Le collectionneur - Partie 2
La maison voisine était restée inhabitée pendant près de six mois. Depuis le départ de la famille Giraud, un couple bruyant et leur fils insupportable, elle avait semblé, comme tout ce qui reste vide trop longtemps, devenir peu à peu quelque chose d’autre. Les vitres s’étaient couvertes de poussière, la pelouse avait jauni, et les massifs avaient été envahis par les orties.
Mais en l’espace d’une journée, tout avait changé.
Le vieux monsieur, Monsieur Dumas, apprendra-t-on plus tard, avait emménagé sans bruit, comme une ombre qui se glisse dans un coin oublié. Pas de déménageurs, pas de cartons bruyants, pas de cris. Seulement lui, sa valise, et quelques meubles anciens sortis un à un du coffre de sa camionnette. Une vitrine en bois verni. Une table d’atelier. Un fauteuil à dossier haut.
Et cette chose étrange qu’il installa contre la fenêtre de sa véranda : une grande vitrine murale, avec des rangées et des rangées de petits cadres noirs.
Thomas l’observa toute la journée depuis l’étage, sans se faire voir. Ce n’était pas de l’espionnage. C’était… de l’étude. Il voulait comprendre. Les adultes, d’habitude, étaient prévisibles. Ils parlaient trop fort, riaient pour rien, bougeaient nerveusement. Dumas, lui, bougeait lentement, presque avec solennité. Il portait toujours les mêmes vêtements, costume anthracite, chemise à col raide, cravate bordeaux, comme s’il n’avait pas changé d’époque.
Quand le soleil se coucha, la lumière s’alluma dans la véranda. Et là, Thomas comprit ce que contenait la vitrine.
Des insectes.
Pas des dessins ou des photos. De véritables insectes, empiétés, fixés sur de petits coussins de velours noir. Des papillons bleus aux ailes vastes comme des mains d’enfant. Des scarabées luisants, des mantes religieuses, des phasmes aux corps longs comme des crayons. Ils étaient alignés, numérotés, classés avec une précision obsessionnelle.
Mais ce qui troubla Thomas, ce fut autre chose.
Certains insectes avaient des formes… étranges. Trop grandes, trop fines. Des pattes supplémentaires. Des ailes nervurées comme du papier ancien. Ils ne ressemblaient à aucune espèce connue. Et pourtant, ils étaient là, épinglés, parfaitement conservés.
Le lendemain, Thomas descendait la poubelle quand il le vit pour la première fois de près.

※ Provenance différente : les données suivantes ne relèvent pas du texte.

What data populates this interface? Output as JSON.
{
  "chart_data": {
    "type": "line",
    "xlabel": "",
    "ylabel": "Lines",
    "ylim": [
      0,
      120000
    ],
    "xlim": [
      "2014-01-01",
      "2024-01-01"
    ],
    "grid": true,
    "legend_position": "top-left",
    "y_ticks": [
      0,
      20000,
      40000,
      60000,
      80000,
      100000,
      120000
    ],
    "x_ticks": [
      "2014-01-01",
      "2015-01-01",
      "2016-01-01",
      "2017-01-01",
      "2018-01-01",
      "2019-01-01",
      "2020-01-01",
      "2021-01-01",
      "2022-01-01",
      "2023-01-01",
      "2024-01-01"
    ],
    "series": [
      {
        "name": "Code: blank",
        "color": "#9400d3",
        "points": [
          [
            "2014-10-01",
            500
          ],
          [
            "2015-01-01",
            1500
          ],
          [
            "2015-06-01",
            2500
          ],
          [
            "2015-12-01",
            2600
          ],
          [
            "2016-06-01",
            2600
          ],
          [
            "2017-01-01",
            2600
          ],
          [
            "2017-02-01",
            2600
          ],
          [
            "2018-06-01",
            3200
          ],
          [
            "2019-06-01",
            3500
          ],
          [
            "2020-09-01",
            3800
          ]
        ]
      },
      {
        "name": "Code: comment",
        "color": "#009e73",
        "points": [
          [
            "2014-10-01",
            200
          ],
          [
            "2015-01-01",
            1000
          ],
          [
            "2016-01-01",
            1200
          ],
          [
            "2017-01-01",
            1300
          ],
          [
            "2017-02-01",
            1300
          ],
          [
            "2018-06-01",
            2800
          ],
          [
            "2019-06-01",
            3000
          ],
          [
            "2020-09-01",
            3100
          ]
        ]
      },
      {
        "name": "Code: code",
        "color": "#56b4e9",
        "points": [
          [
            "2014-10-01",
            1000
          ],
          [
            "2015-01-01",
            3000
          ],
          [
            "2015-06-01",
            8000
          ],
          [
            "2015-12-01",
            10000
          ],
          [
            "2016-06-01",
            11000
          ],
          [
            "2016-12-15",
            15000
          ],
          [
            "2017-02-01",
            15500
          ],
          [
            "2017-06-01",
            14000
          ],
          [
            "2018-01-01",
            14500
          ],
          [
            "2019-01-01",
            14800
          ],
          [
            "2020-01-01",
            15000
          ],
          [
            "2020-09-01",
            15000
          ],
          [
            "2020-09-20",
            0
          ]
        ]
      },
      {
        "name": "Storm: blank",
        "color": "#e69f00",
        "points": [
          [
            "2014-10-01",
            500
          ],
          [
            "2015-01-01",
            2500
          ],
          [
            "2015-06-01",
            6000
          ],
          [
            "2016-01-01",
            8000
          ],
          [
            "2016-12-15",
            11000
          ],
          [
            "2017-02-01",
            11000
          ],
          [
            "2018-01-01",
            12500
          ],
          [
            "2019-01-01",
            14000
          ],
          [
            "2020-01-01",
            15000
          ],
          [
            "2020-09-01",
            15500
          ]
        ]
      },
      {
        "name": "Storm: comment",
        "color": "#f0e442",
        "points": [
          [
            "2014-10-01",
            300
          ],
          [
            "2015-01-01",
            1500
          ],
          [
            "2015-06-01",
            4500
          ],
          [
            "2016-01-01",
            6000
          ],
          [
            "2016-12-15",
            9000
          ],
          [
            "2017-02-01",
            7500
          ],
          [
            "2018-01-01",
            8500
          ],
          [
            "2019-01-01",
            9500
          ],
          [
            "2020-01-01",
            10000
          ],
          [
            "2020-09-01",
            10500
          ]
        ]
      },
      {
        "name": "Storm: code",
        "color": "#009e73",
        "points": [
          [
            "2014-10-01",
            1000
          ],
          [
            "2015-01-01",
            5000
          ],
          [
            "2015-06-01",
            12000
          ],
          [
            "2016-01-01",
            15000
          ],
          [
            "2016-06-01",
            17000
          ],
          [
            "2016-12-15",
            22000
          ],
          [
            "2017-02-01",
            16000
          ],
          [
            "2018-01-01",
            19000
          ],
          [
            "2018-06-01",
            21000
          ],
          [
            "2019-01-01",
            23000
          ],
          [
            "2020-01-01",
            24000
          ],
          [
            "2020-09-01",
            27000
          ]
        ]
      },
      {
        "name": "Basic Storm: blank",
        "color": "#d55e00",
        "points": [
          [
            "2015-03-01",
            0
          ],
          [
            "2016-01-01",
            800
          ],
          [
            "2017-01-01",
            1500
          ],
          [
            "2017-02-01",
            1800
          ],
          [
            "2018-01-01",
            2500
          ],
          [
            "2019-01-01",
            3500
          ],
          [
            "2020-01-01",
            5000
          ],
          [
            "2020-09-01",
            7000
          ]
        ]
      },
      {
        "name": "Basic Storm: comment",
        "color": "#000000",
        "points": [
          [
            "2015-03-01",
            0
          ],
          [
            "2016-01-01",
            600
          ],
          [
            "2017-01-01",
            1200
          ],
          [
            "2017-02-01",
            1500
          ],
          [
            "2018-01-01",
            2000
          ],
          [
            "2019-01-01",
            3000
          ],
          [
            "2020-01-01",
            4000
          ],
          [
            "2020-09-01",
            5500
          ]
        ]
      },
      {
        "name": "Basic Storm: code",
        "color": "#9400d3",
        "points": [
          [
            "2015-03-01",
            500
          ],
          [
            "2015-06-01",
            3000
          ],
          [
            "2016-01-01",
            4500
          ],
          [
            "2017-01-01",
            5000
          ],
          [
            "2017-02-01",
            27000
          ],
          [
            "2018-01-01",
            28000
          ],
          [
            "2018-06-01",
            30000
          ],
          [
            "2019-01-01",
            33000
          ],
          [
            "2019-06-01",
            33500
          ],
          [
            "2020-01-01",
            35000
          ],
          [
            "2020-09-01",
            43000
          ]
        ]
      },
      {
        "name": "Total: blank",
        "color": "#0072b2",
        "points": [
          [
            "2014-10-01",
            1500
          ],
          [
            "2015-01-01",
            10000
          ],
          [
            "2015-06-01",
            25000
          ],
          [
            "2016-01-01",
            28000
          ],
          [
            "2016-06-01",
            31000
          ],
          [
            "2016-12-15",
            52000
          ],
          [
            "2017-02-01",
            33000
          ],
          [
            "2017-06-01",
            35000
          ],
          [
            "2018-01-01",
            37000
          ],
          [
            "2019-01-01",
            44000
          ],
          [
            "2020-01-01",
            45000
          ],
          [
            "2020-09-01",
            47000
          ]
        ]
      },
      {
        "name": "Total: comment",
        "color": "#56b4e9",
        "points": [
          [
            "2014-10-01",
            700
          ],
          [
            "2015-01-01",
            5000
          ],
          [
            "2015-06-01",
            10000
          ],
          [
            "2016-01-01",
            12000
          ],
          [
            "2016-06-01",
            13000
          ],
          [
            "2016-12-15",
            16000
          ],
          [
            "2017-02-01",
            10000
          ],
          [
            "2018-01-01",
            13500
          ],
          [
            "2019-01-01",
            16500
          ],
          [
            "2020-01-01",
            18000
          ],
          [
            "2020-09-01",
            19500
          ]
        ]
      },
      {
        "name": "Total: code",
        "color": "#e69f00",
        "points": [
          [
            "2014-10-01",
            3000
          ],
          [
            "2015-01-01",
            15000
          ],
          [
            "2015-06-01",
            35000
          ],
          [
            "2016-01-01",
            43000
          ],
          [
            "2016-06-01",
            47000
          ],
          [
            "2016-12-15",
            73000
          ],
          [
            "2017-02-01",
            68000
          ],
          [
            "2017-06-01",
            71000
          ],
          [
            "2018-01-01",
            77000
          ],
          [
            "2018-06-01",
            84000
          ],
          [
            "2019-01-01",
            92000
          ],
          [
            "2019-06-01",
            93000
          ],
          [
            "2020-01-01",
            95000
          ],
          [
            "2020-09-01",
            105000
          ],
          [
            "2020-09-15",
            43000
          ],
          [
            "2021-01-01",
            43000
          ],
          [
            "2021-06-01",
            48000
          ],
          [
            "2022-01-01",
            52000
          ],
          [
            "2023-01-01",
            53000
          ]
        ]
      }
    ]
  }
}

Dumas était là, planté au bord de la haie. Il tenait une tasse de porcelaine d’une main, et une pince entomologiste de l’autre. Il leva la tête et sourit.
Un sourire mince, étroit, qui ne touchait pas les yeux.

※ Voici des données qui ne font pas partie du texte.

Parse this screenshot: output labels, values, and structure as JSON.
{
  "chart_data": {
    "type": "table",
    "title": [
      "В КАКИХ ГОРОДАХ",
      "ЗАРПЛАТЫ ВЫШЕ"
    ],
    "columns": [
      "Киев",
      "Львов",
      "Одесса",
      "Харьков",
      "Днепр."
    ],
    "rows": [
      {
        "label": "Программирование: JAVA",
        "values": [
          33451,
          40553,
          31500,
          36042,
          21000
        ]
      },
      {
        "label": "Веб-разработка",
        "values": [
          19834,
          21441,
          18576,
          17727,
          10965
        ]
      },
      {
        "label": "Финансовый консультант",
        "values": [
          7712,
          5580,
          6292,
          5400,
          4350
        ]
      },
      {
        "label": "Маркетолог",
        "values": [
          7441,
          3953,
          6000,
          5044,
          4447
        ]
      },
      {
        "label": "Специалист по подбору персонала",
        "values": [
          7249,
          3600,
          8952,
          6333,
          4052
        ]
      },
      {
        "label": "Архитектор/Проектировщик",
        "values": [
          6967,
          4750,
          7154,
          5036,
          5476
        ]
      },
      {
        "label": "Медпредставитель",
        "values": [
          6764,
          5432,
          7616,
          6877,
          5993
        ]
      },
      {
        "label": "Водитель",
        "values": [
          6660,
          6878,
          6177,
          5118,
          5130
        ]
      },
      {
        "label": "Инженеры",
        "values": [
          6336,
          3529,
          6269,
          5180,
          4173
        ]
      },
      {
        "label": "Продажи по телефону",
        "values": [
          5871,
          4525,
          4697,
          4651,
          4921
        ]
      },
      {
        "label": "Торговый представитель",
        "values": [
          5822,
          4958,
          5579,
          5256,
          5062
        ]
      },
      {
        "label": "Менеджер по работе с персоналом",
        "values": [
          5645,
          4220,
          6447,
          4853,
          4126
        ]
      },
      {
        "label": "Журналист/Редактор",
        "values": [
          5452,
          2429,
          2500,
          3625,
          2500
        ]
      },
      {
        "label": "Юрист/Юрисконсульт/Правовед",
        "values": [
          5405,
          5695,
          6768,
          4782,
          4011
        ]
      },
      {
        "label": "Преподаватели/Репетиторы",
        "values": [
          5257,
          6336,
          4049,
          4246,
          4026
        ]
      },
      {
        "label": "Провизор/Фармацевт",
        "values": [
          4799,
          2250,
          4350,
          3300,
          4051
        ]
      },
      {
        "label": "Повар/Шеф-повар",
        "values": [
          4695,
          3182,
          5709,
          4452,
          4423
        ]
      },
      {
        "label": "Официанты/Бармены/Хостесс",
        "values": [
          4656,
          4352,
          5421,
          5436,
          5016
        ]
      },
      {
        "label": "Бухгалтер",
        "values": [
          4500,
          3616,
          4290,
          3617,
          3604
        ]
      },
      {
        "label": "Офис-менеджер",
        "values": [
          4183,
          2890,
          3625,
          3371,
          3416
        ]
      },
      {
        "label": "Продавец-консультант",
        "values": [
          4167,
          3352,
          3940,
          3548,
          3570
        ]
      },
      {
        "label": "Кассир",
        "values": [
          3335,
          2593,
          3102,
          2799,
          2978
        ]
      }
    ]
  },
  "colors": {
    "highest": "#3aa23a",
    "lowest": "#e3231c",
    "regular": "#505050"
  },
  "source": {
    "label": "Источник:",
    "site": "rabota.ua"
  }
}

- Bonjour, dit-il d’une voix grave, basse, étrangement posée. Vous êtes Thomas, n’est-ce pas ?
Thomas acquiesça. Il n’aimait pas qu’on connaisse son prénom.
- On m’a dit que vous étiez un garçon très méticuleux. Un esprit précis. C’est une qualité rare à votre âge.
Il tendit la main, sans précipitation.
- Je m’appelle Monsieur Dumas. Enchanté.
Thomas serra la main, machinalement. Elle était froide et sèche comme du papier ancien.
- Vous savez, ajouta Dumas en fixant son visage, j’ai vu votre réseau de trains miniatures, par la fenêtre de votre cave. Fascinant. Vous êtes un petit créateur de mondes, n’est-ce pas ?
Thomas ne répondit pas. Il sentait un vertige sourd naître dans sa poitrine. Comment avait-il pu voir sa cave ?
Dumas poursuivit, comme s’il ne l’avait pas remarqué :
- J’étais, moi aussi, un passionné de miniatures. De précision. D’organisation. Il n’y a rien de plus gratifiant que de créer l’ordre, vous ne trouvez pas ?
Il fouilla dans la poche intérieure de son manteau, puis tendit un objet à Thomas.
- Tenez. Un petit cadeau. Je pense qu’il vous sera utile.
C’était une loupe.
Pas une de ces loupes en plastique qu’on trouve dans les magasins de jouets. Celle-ci était ancienne, cerclée de laiton, avec un manche en bois sombre, gravé de minuscules symboles. Le verre, légèrement teinté de vert, semblait peser lourd dans la main.
- Pour mieux voir les choses, murmura Dumas. Les vraies choses. Ce que les autres ne remarquent jamais.
Thomas la prit, fasciné malgré lui. Il leva les yeux. Mais Dumas n’était déjà plus là.
Juste le silence. Et l’étrange certitude d’avoir été choisi.